Serving Outside the Church Walls: Eleven Years After Graduating from the Institute for Leadership in Ministry
Reflection by Joanna Thurmann ILM ‘02
Reflection by Joanna Thurmann ILM ‘02
In 2012, I graduated from the Institute for Leadership in Ministry (ILM) and immediately entered the Diocesan Advanced Lay Leadership formation program leading to my commissioning as an Advanced Lay Leader in 2016. Simultaneously, I pursued a master’s degree in Santa Clara University’s Graduate Program in Pastoral Ministries, graduating in 2018. Those years of study gave me a solid foundation in scripture, church history, theology, and more. Still, it was Catholic Social Teaching that most deeply stirred my conscience and directed my path.
During our graduation ceremony I addressed my ILM class saying, “The journey is not over. We recommit to charity and justice because as long as a fifth of the world falls below the poverty line and there is suffering in our own neighborhoods, we cannot rest. We must continue to speak up for the dignity of every human person, but especially the most vulnerable. The Church is not these walls. It is out there; amidst the brokenness.”
Personally speaking, I have done most of my ministry beyond the church walls. For the past 16 years, I have participated in leading annual immersion trips with the Tijuana Ministry. In one of the poorest areas of North America, we have built over 60 homes to replace the makeshift shanties located just 10 miles south of the US border. Additional projects in Tijuana have included constructing a community center for an AIDS clinic and a school for children with disabilities. We’ve also offered outreach programs for children, youth, and mothers.
Back in San José, my ministry to the incarcerated includes communion services, bible study, prayer, and working to bring the light of Christ to an otherwise dark and desolate place. For the unhoused, I have cooked meals, cleaned mobile showers, collected donations, and distributed coats and tarps with various groups.
I grew tremendously by journeying with people experiencing poverty in Tijuana, ministering to the incarcerated, and serving the unhoused. Over the years, further community advocacy for me has grown to include urging county and city officials to press for long-term solutions and affordable housing for Silicon Valley’s growing homeless population.
I bring these stories with me when I give retreat talks and teach ILM classes. Too often we forget that the real presence of Christ started with the historical Jesus who ate with the lepers and the outcast. I hope my first-hand encounters of Jesus on the margins serve to invite others to meet Him out there, too.

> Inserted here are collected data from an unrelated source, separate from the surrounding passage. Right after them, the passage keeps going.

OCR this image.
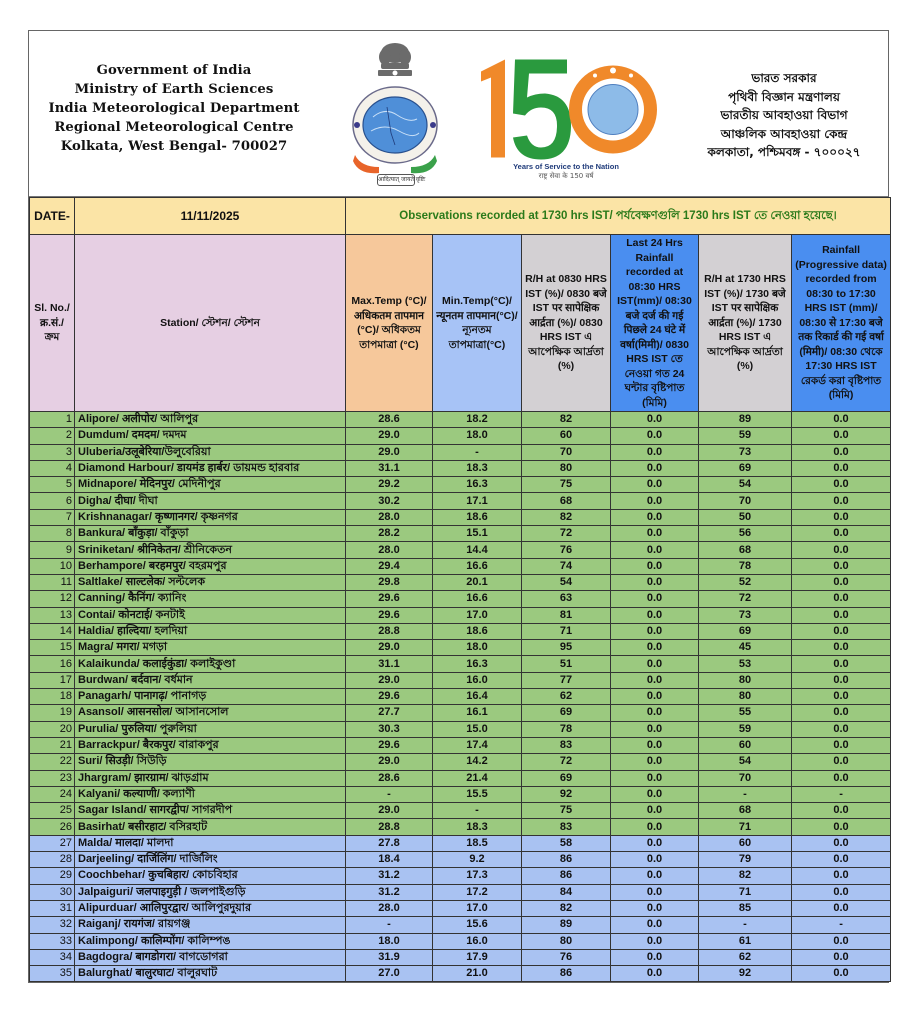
Government of India
Ministry of Earth Sciences
India Meteorological Department
Regional Meteorological Centre
Kolkata, West Bengal- 700027
आदित्यात् जायते वृष्टिः
Years of Service to the Nation
राष्ट्र सेवा के 150 वर्ष
ভারত সরকার
পৃথিবী বিজ্ঞান মন্ত্রণালয়
ভারতীয় আবহাওয়া বিভাগ
আঞ্চলিক আবহাওয়া কেন্দ্র
কলকাতা, পশ্চিমবঙ্গ - ৭০০০২৭
DATE-	11/11/2025	Observations recorded at 1730 hrs IST/ পর্যবেক্ষণগুলি 1730 hrs IST তে নেওয়া হয়েছে।					
Sl. No./ क्र.सं./ ক্রম	Station/ স্টেশন/ স্টেশন	Max.Temp (°C)/ अधिकतम तापमान (°C)/ অধিকতম তাপমাত্রা (°C)	Min.Temp(°C)/ न्यूनतम तापमान(°C)/ ন্যূনতম তাপমাত্রা(°C)	R/H at 0830 HRS IST (%)/ 0830 बजे IST पर सापेक्षिक आर्द्रता (%)/ 0830 HRS IST এ আপেক্ষিক আর্দ্রতা (%)	Last 24 Hrs Rainfall recorded at 08:30 HRS IST(mm)/ 08:30 बजे दर्ज की गई पिछले 24 घंटे में वर्षा(मिमी)/ 0830 HRS IST তে নেওয়া গত 24 ঘন্টার বৃষ্টিপাত (মিমি)	R/H at 1730 HRS IST (%)/ 1730 बजे IST पर सापेक्षिक आर्द्रता (%)/ 1730 HRS IST এ আপেক্ষিক আর্দ্রতা (%)	Rainfall (Progressive data) recorded from 08:30 to 17:30 HRS IST (mm)/ 08:30 से 17:30 बजे तक रिकार्ड की गई वर्षा (मिमी)/ 08:30 থেকে 17:30 HRS IST রেকর্ড করা বৃষ্টিপাত (মিমি)
1	Alipore/ अलीपोर/ আলিপুর	28.6	18.2	82	0.0	89	0.0
2	Dumdum/ दमदम/ দমদম	29.0	18.0	60	0.0	59	0.0
3	Uluberia/उलूबेरिया/উলুবেরিয়া	29.0	-	70	0.0	73	0.0
4	Diamond Harbour/ डायमंड हार्बर/ ডায়মন্ড হারবার	31.1	18.3	80	0.0	69	0.0
5	Midnapore/ मेदिनपुर/ মেদিনীপুর	29.2	16.3	75	0.0	54	0.0
6	Digha/ दीघा/ দীঘা	30.2	17.1	68	0.0	70	0.0
7	Krishnanagar/ कृष्णानगर/ কৃষ্ণনগর	28.0	18.6	82	0.0	50	0.0
8	Bankura/ बाँकुड़ा/ বাঁকুড়া	28.2	15.1	72	0.0	56	0.0
9	Sriniketan/ श्रीनिकेतन/ শ্রীনিকেতন	28.0	14.4	76	0.0	68	0.0
10	Berhampore/ बरहमपुर/ বহরমপুর	29.4	16.6	74	0.0	78	0.0
11	Saltlake/ साल्टलेक/ সল্টলেক	29.8	20.1	54	0.0	52	0.0
12	Canning/ कैनिंग/ ক্যানিং	29.6	16.6	63	0.0	72	0.0
13	Contai/ कोनटाई/ কনটাই	29.6	17.0	81	0.0	73	0.0
14	Haldia/ हाल्दिया/ হলদিয়া	28.8	18.6	71	0.0	69	0.0
15	Magra/ मगरा/ মগড়া	29.0	18.0	95	0.0	45	0.0
16	Kalaikunda/ कलाईकुंडा/ কলাইকুণ্ডা	31.1	16.3	51	0.0	53	0.0
17	Burdwan/ बर्दवान/ বর্ধমান	29.0	16.0	77	0.0	80	0.0
18	Panagarh/ पानागढ़/ পানাগড়	29.6	16.4	62	0.0	80	0.0
19	Asansol/ आसनसोल/ আসানসোল	27.7	16.1	69	0.0	55	0.0
20	Purulia/ पुरुलिया/ পুরুলিয়া	30.3	15.0	78	0.0	59	0.0
21	Barrackpur/ बैरकपुर/ বারাকপুর	29.6	17.4	83	0.0	60	0.0
22	Suri/ सिउड़ी/ সিউড়ি	29.0	14.2	72	0.0	54	0.0
23	Jhargram/ झारग्राम/ ঝাড়গ্রাম	28.6	21.4	69	0.0	70	0.0
24	Kalyani/ कल्याणी/ কল্যাণী	-	15.5	92	0.0	-	-
25	Sagar Island/ सागरद्वीप/ সাগরদীপ	29.0	-	75	0.0	68	0.0
26	Basirhat/ बसीरहाट/ বসিরহাট	28.8	18.3	83	0.0	71	0.0
27	Malda/ मालदा/ মালদা	27.8	18.5	58	0.0	60	0.0
28	Darjeeling/ दार्जिलिंग/ দার্জিলিং	18.4	9.2	86	0.0	79	0.0
29	Coochbehar/ कुचबिहार/ কোচবিহার	31.2	17.3	86	0.0	82	0.0
30	Jalpaiguri/ जलपाइगुड़ी / জলপাইগুড়ি	31.2	17.2	84	0.0	71	0.0
31	Alipurduar/ आलिपुरद्वार/ আলিপুরদুয়ার	28.0	17.0	82	0.0	85	0.0
32	Raiganj/ रायगंज/ রায়গঞ্জ	-	15.6	89	0.0	-	-
33	Kalimpong/ कालिम्पोंग/ কালিম্পঙ	18.0	16.0	80	0.0	61	0.0
34	Bagdogra/ बागडोगरा/ বাগডোগরা	31.9	17.9	76	0.0	62	0.0
35	Balurghat/ बालुरघाट/ বালুরঘাট	27.0	21.0	86	0.0	92	0.0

Such boots-on-the-ground discipleship has been its own path of formation. My lived experience as a white, middle-class, hi-tech professional with a mortgage was more like that of the rich man than of Lazarus in the Gospel of Luke. I needed to overcome implicit bias, learn humility, and share in the suffering of others.
The Church has always been ‘out there.’ Tertullian, an early church father, noted that the Romans who observed the early Christian communities would often exclaim, “See how they love one another!” That’s how the Church must be seen today - acting, serving, and loving because justice must always accompany charity. We must be Christ to a broken world. To do that, we must continually breach church walls.
Joanna Thurmann founded The Gandhi Team, an unaffiliated group of Catholic ministers dedicated to teaching non-violence as a means of personal and social change. They received a city commendation in 2018 for their service from then mayor Sam Liccardo. Joanna works in the tech industry and is an advanced lay leader in the Diocese of San José. An alumna of Stanford University and Santa Clara University, she has two adult children, and her home parish is St. Julie Billiart. In her free time, she enjoys gardening and outdoor projects.